7.11. NPUs¶
The H7 and the RT1062 run inference on a Cortex-M CPU through
TFLM and CMSIS-NN. The AE3 and the
N6 add a dedicated NPU on the same die – a tensor pipeline in
fixed silicon that runs the heavy operators without occupying the
CPU. The two NPUs in OpenMV’s lineup come from different vendors
and their toolchains are different, but the cam exposes both
through the same ml.Model API. What differs is the file
on disk and the runtime that walks it.
7.11.1. AE3 – Arm Ethos-U55¶
The AE3 carries an Arm Ethos-U55 NPU on the same die as the
Cortex-M55 application core. Vela is the offline compiler that
prepares a model for it: Vela takes a standard .tflite in and
emits a .tflite out whose NPU-eligible subgraphs have been
folded into a custom Ethos-U operator carrying the byte commands
the NPU runs. At inference time, TFLM walks the file
normally; the Ethos-U operator dispatches its byte commands
through the Ethos-U driver, and any operator Vela did not fold
falls back to CMSIS-NN on the M55.
7.11.2. N6 – ST Neural-ART¶
The N6 carries ST’s Neural-ART NPU and runs STAI – ST’s runtime for it – in place of TFLM. STEdgeAI is the offline compiler: it takes a model in and emits a relocatable network blob laid out for the Neural-ART hardware. STAI loads the blob from ROMFS and walks it directly on the NPU. Operator coverage is whatever STEdgeAI supports for the part.
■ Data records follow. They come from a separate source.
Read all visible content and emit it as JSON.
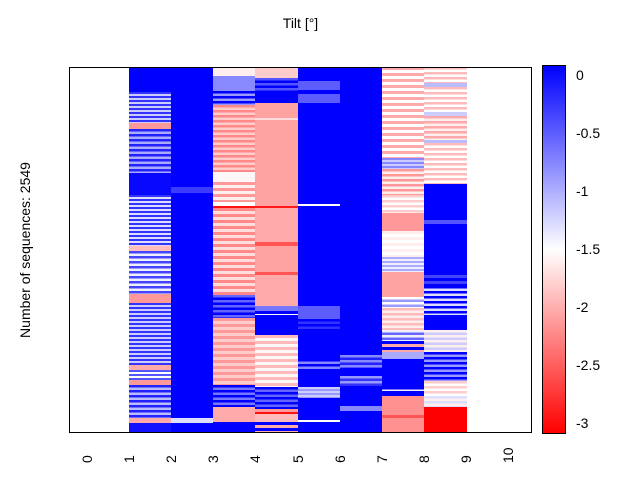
{
  "chart_data": {
    "type": "heatmap",
    "title": "Tilt [°]",
    "ylabel": "Number of sequences: 2549",
    "num_sequences": 2549,
    "xlim": [
      -0.43,
      10.57
    ],
    "x_ticks": [
      "0",
      "1",
      "2",
      "3",
      "4",
      "5",
      "6",
      "7",
      "8",
      "9",
      "10"
    ],
    "grid": false,
    "colorbar": {
      "position": "right",
      "min": -3,
      "max": 0,
      "ticks": [
        "0",
        "-0.5",
        "-1",
        "-1.5",
        "-2",
        "-2.5",
        "-3"
      ],
      "tick_values": [
        0,
        -0.5,
        -1,
        -1.5,
        -2,
        -2.5,
        -3
      ],
      "color_max": "#0000ff",
      "color_mid": "#ffffff",
      "color_min": "#ff0000"
    },
    "columns": [
      {
        "x0": 1,
        "x1": 2,
        "segments": [
          [
            0.0,
            0.07,
            0,
            null,
            0
          ],
          [
            0.07,
            0.155,
            -0.3,
            -1.2,
            4
          ],
          [
            0.155,
            0.17,
            -2.1,
            null,
            0
          ],
          [
            0.17,
            0.29,
            -0.2,
            -1.0,
            5
          ],
          [
            0.29,
            0.35,
            -0.05,
            null,
            0
          ],
          [
            0.35,
            0.49,
            -0.3,
            -1.3,
            4
          ],
          [
            0.49,
            0.505,
            -1.9,
            null,
            0
          ],
          [
            0.505,
            0.62,
            -0.4,
            -1.4,
            5
          ],
          [
            0.62,
            0.645,
            -2.1,
            null,
            0
          ],
          [
            0.645,
            0.815,
            -0.3,
            -1.2,
            4
          ],
          [
            0.815,
            0.83,
            -2.0,
            null,
            0
          ],
          [
            0.83,
            0.855,
            -0.5,
            -1.5,
            4
          ],
          [
            0.855,
            0.87,
            -2.1,
            null,
            0
          ],
          [
            0.87,
            0.96,
            -0.2,
            -1.1,
            5
          ],
          [
            0.96,
            0.975,
            -2.0,
            null,
            0
          ],
          [
            0.975,
            1.0,
            -0.1,
            null,
            0
          ]
        ]
      },
      {
        "x0": 2,
        "x1": 3,
        "segments": [
          [
            0.0,
            0.33,
            0,
            null,
            0
          ],
          [
            0.33,
            0.345,
            -0.35,
            null,
            0
          ],
          [
            0.345,
            0.96,
            0,
            null,
            0
          ],
          [
            0.96,
            0.973,
            -1.3,
            null,
            0
          ],
          [
            0.973,
            1.0,
            0,
            null,
            0
          ]
        ]
      },
      {
        "x0": 3,
        "x1": 4,
        "segments": [
          [
            0.0,
            0.027,
            -1.6,
            null,
            0
          ],
          [
            0.027,
            0.068,
            -0.8,
            null,
            0
          ],
          [
            0.068,
            0.105,
            0,
            -0.9,
            5
          ],
          [
            0.105,
            0.287,
            -2.2,
            -1.8,
            5
          ],
          [
            0.287,
            0.314,
            -1.55,
            null,
            0
          ],
          [
            0.314,
            0.369,
            -2.1,
            -1.6,
            6
          ],
          [
            0.369,
            0.38,
            -1.5,
            null,
            0
          ],
          [
            0.38,
            0.387,
            -2.9,
            null,
            0
          ],
          [
            0.387,
            0.624,
            -2.2,
            -1.7,
            6
          ],
          [
            0.624,
            0.688,
            -0.6,
            0,
            5
          ],
          [
            0.688,
            0.87,
            -2.1,
            -1.8,
            6
          ],
          [
            0.87,
            0.93,
            0,
            -0.7,
            5
          ],
          [
            0.93,
            0.97,
            -2.0,
            null,
            0
          ],
          [
            0.97,
            1.0,
            0,
            null,
            0
          ]
        ]
      },
      {
        "x0": 4,
        "x1": 5,
        "segments": [
          [
            0.0,
            0.03,
            -1.8,
            null,
            0
          ],
          [
            0.03,
            0.073,
            -0.5,
            0,
            5
          ],
          [
            0.073,
            0.1,
            0,
            null,
            0
          ],
          [
            0.1,
            0.14,
            -2.05,
            null,
            0
          ],
          [
            0.14,
            0.147,
            -1.7,
            null,
            0
          ],
          [
            0.147,
            0.38,
            -2.05,
            null,
            0
          ],
          [
            0.38,
            0.387,
            -2.85,
            null,
            0
          ],
          [
            0.387,
            0.48,
            -2.0,
            null,
            0
          ],
          [
            0.48,
            0.49,
            -2.5,
            null,
            0
          ],
          [
            0.49,
            0.56,
            -2.05,
            null,
            0
          ],
          [
            0.56,
            0.57,
            -2.5,
            null,
            0
          ],
          [
            0.57,
            0.655,
            -2.0,
            null,
            0
          ],
          [
            0.655,
            0.668,
            -0.7,
            null,
            0
          ],
          [
            0.668,
            0.675,
            0,
            null,
            0
          ],
          [
            0.675,
            0.68,
            -1.5,
            null,
            0
          ],
          [
            0.68,
            0.733,
            0,
            null,
            0
          ],
          [
            0.733,
            0.875,
            -1.9,
            -1.55,
            6
          ],
          [
            0.875,
            0.935,
            0,
            -0.6,
            5
          ],
          [
            0.935,
            0.943,
            -2.1,
            null,
            0
          ],
          [
            0.943,
            0.95,
            -2.9,
            null,
            0
          ],
          [
            0.95,
            0.97,
            -1.9,
            null,
            0
          ],
          [
            0.97,
            1.0,
            0,
            -2.0,
            6
          ]
        ]
      },
      {
        "x0": 5,
        "x1": 6,
        "segments": [
          [
            0.0,
            0.04,
            0,
            null,
            0
          ],
          [
            0.04,
            0.065,
            -0.55,
            null,
            0
          ],
          [
            0.065,
            0.075,
            0,
            null,
            0
          ],
          [
            0.075,
            0.1,
            -0.55,
            null,
            0
          ],
          [
            0.1,
            0.375,
            0,
            null,
            0
          ],
          [
            0.375,
            0.382,
            -1.5,
            null,
            0
          ],
          [
            0.382,
            0.655,
            0,
            null,
            0
          ],
          [
            0.655,
            0.69,
            -0.55,
            null,
            0
          ],
          [
            0.69,
            0.72,
            0,
            -0.3,
            5
          ],
          [
            0.72,
            0.8,
            0,
            null,
            0
          ],
          [
            0.8,
            0.83,
            0,
            -0.8,
            5
          ],
          [
            0.83,
            0.875,
            0,
            null,
            0
          ],
          [
            0.875,
            0.905,
            -1.2,
            -0.9,
            4
          ],
          [
            0.905,
            0.965,
            0,
            null,
            0
          ],
          [
            0.965,
            0.972,
            -1.5,
            null,
            0
          ],
          [
            0.972,
            1.0,
            0,
            null,
            0
          ]
        ]
      },
      {
        "x0": 6,
        "x1": 7,
        "segments": [
          [
            0.0,
            0.787,
            0,
            null,
            0
          ],
          [
            0.787,
            0.824,
            -0.8,
            -0.2,
            5
          ],
          [
            0.824,
            0.846,
            0,
            null,
            0
          ],
          [
            0.846,
            0.874,
            -0.9,
            -0.3,
            5
          ],
          [
            0.874,
            0.928,
            0,
            null,
            0
          ],
          [
            0.928,
            0.942,
            -0.8,
            null,
            0
          ],
          [
            0.942,
            1.0,
            0,
            null,
            0
          ]
        ]
      },
      {
        "x0": 7,
        "x1": 8,
        "segments": [
          [
            0.0,
            0.25,
            -2.0,
            -1.5,
            6
          ],
          [
            0.25,
            0.28,
            -0.8,
            -1.2,
            4
          ],
          [
            0.28,
            0.35,
            -2.1,
            -1.6,
            5
          ],
          [
            0.35,
            0.4,
            -1.8,
            -1.5,
            5
          ],
          [
            0.4,
            0.45,
            -2.1,
            null,
            0
          ],
          [
            0.45,
            0.52,
            -1.6,
            -1.5,
            6
          ],
          [
            0.52,
            0.56,
            -1.0,
            -1.4,
            4
          ],
          [
            0.56,
            0.63,
            -2.05,
            null,
            0
          ],
          [
            0.63,
            0.66,
            -1.5,
            -0.9,
            5
          ],
          [
            0.66,
            0.72,
            -1.9,
            -1.6,
            5
          ],
          [
            0.72,
            0.75,
            -1.4,
            -0.6,
            5
          ],
          [
            0.75,
            0.78,
            0,
            -2.0,
            6
          ],
          [
            0.78,
            0.8,
            -1.0,
            null,
            0
          ],
          [
            0.8,
            0.875,
            0,
            null,
            0
          ],
          [
            0.875,
            0.885,
            0,
            -1.4,
            5
          ],
          [
            0.885,
            0.9,
            0,
            null,
            0
          ],
          [
            0.9,
            0.953,
            -2.15,
            null,
            0
          ],
          [
            0.953,
            0.96,
            -2.5,
            null,
            0
          ],
          [
            0.96,
            1.0,
            -2.15,
            null,
            0
          ]
        ]
      },
      {
        "x0": 8,
        "x1": 9,
        "segments": [
          [
            0.0,
            0.045,
            -1.9,
            -1.5,
            5
          ],
          [
            0.045,
            0.055,
            -1.1,
            null,
            0
          ],
          [
            0.055,
            0.125,
            -1.9,
            -1.5,
            5
          ],
          [
            0.125,
            0.135,
            -1.2,
            null,
            0
          ],
          [
            0.135,
            0.2,
            -2.0,
            -1.6,
            5
          ],
          [
            0.2,
            0.21,
            -1.1,
            null,
            0
          ],
          [
            0.21,
            0.32,
            -1.9,
            -1.5,
            5
          ],
          [
            0.32,
            0.42,
            0,
            null,
            0
          ],
          [
            0.42,
            0.43,
            -0.5,
            null,
            0
          ],
          [
            0.43,
            0.56,
            0,
            null,
            0
          ],
          [
            0.56,
            0.6,
            0,
            -0.4,
            6
          ],
          [
            0.6,
            0.68,
            0,
            -1.3,
            5
          ],
          [
            0.68,
            0.72,
            0,
            null,
            0
          ],
          [
            0.72,
            0.78,
            -1.6,
            -1.2,
            5
          ],
          [
            0.78,
            0.86,
            0,
            -0.9,
            5
          ],
          [
            0.86,
            0.9,
            -1.8,
            -1.5,
            5
          ],
          [
            0.9,
            0.93,
            -1.3,
            -1.6,
            5
          ],
          [
            0.93,
            1.0,
            -3,
            null,
            0
          ]
        ]
      }
    ]
  }
}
7.11.3. Same script, different cam¶
Both NPUs expose the same input and output tensors with the same quantization parameters as a CPU-run model would. A script written against one cam runs on another by loading a model file prepared for that cam’s NPU. Detection thresholds, ROI handling, and post-processor wiring – the script-level decisions – do not change.